Richard Oddie and Christina Sealey have been making music together for the best part of two decades, but despite having 10 albums to their credit, it is only in the last two years that the techno community became aware of Orphx’s magic. The reason for this is a series of EPs issued on Adam X’s Sonic Groove label that consisted of hypnotically dark, menacingly understated grooves. More club-focused than their previous works, Black Light and Traces in particular were inspired meetings of the duo’s abstract textures and an adherence to repetition that flowed with a uniquely addictive viscosity. So does their latest album make the leap into the techno sphere?

In many ways, Radiotherapy embodies what every techno album should strive for: rather than delivering a series of dance floor bangers, it sees Orphx focus on stepping rhythms, less direct than the Sonic Groove releases. But more importantly, it’s the duo’s exploration of texture that really impresses. “Compulsion” is a case in point; based on shuffling 808 drums, the visceral bass and eerie bleeps allow Orphx to provide their own take on old school electro.

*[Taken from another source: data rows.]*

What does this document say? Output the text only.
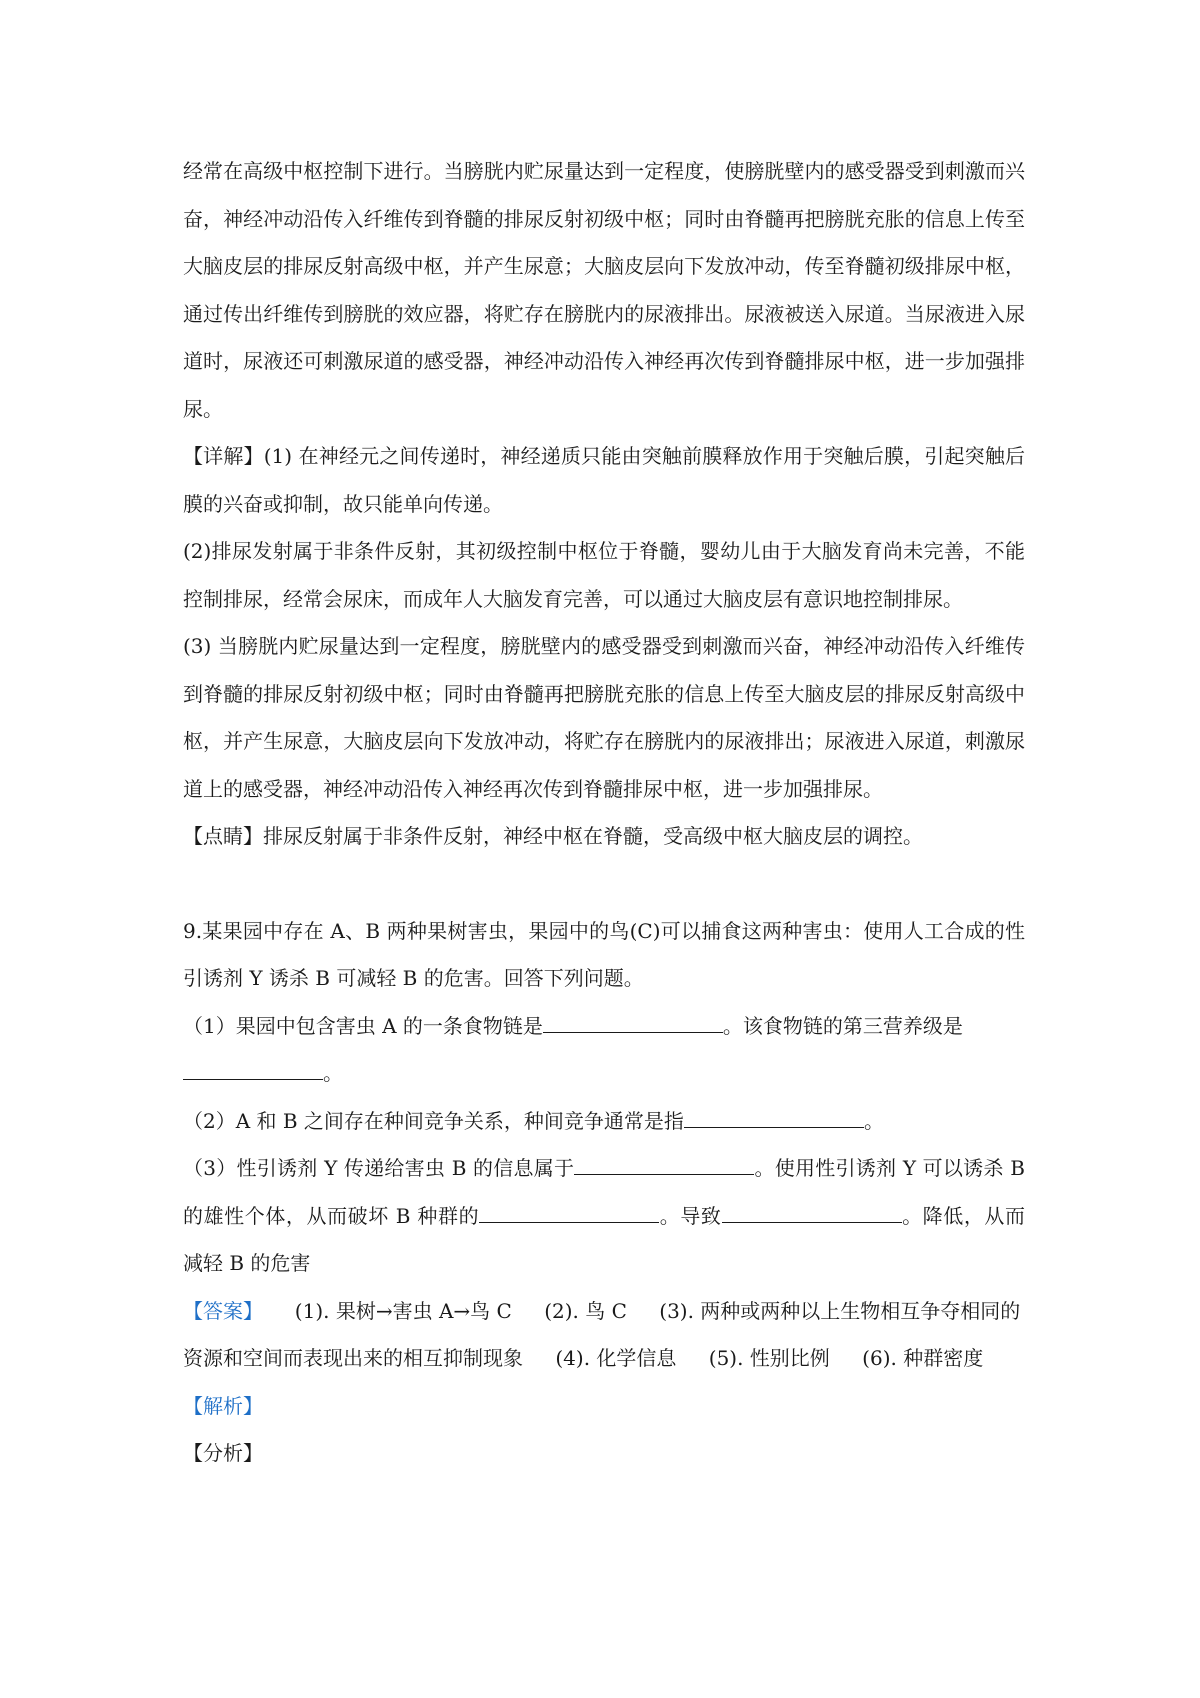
经常在高级中枢控制下进行。当膀胱内贮尿量达到一定程度，使膀胱壁内的感受器受到刺激而兴奋，神经冲动沿传入纤维传到脊髓的排尿反射初级中枢；同时由脊髓再把膀胱充胀的信息上传至大脑皮层的排尿反射高级中枢，并产生尿意；大脑皮层向下发放冲动，传至脊髓初级排尿中枢，通过传出纤维传到膀胱的效应器，将贮存在膀胱内的尿液排出。尿液被送入尿道。当尿液进入尿道时，尿液还可刺激尿道的感受器，神经冲动沿传入神经再次传到脊髓排尿中枢，进一步加强排尿。

【详解】(1) 在神经元之间传递时，神经递质只能由突触前膜释放作用于突触后膜，引起突触后膜的兴奋或抑制，故只能单向传递。

(2)排尿发射属于非条件反射，其初级控制中枢位于脊髓，婴幼儿由于大脑发育尚未完善，不能控制排尿，经常会尿床，而成年人大脑发育完善，可以通过大脑皮层有意识地控制排尿。

(3) 当膀胱内贮尿量达到一定程度，膀胱壁内的感受器受到刺激而兴奋，神经冲动沿传入纤维传到脊髓的排尿反射初级中枢；同时由脊髓再把膀胱充胀的信息上传至大脑皮层的排尿反射高级中枢，并产生尿意，大脑皮层向下发放冲动，将贮存在膀胱内的尿液排出；尿液进入尿道，刺激尿道上的感受器，神经冲动沿传入神经再次传到脊髓排尿中枢，进一步加强排尿。

【点睛】排尿反射属于非条件反射，神经中枢在脊髓，受高级中枢大脑皮层的调控。

9.某果园中存在 A、B 两种果树害虫，果园中的鸟(C)可以捕食这两种害虫：使用人工合成的性引诱剂 Y 诱杀 B 可减轻 B 的危害。回答下列问题。

（1）果园中包含害虫 A 的一条食物链是	。该食物链的第三营养级是
。

（2）A 和 B 之间存在种间竞争关系，种间竞争通常是指	。

（3）性引诱剂 Y 传递给害虫 B 的信息属于	。使用性引诱剂 Y 可以诱杀 B 的雄性个体，从而破坏 B 种群的	。导致	。降低，从而减轻 B 的危害

【答案】 (1). 果树→害虫 A→鸟 C (2). 鸟 C (3). 两种或两种以上生物相互争夺相同的资源和空间而表现出来的相互抑制现象 (4). 化学信息 (5). 性别比例 (6). 种群密度

【解析】

【分析】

Blips and bleeps are also audible on “Radiotherapy 1”, but they are set to a droning soundscape so cold and alienating that it makes Throbbing Gristle sound like a bundle of laughs, while “Contamination” sees them tease out incendiary bass tones to a drizzling percussive backdrop.

At times, it’s almost too much, and the drilling noise on “Tensile” sounds like a patient having a tooth removed at the dentists. But this is only a minor digression and when Orphx’s cavernous, swarming acid, chilling strings and recoiling basslines take hold on “Lost Again” and “Radiotherapy 2”, such concerns fade into insignificance. With so many techno producers trying their hand at abstract sounds, it is ironic that one of the year’s best techno albums should come from industrial veterans.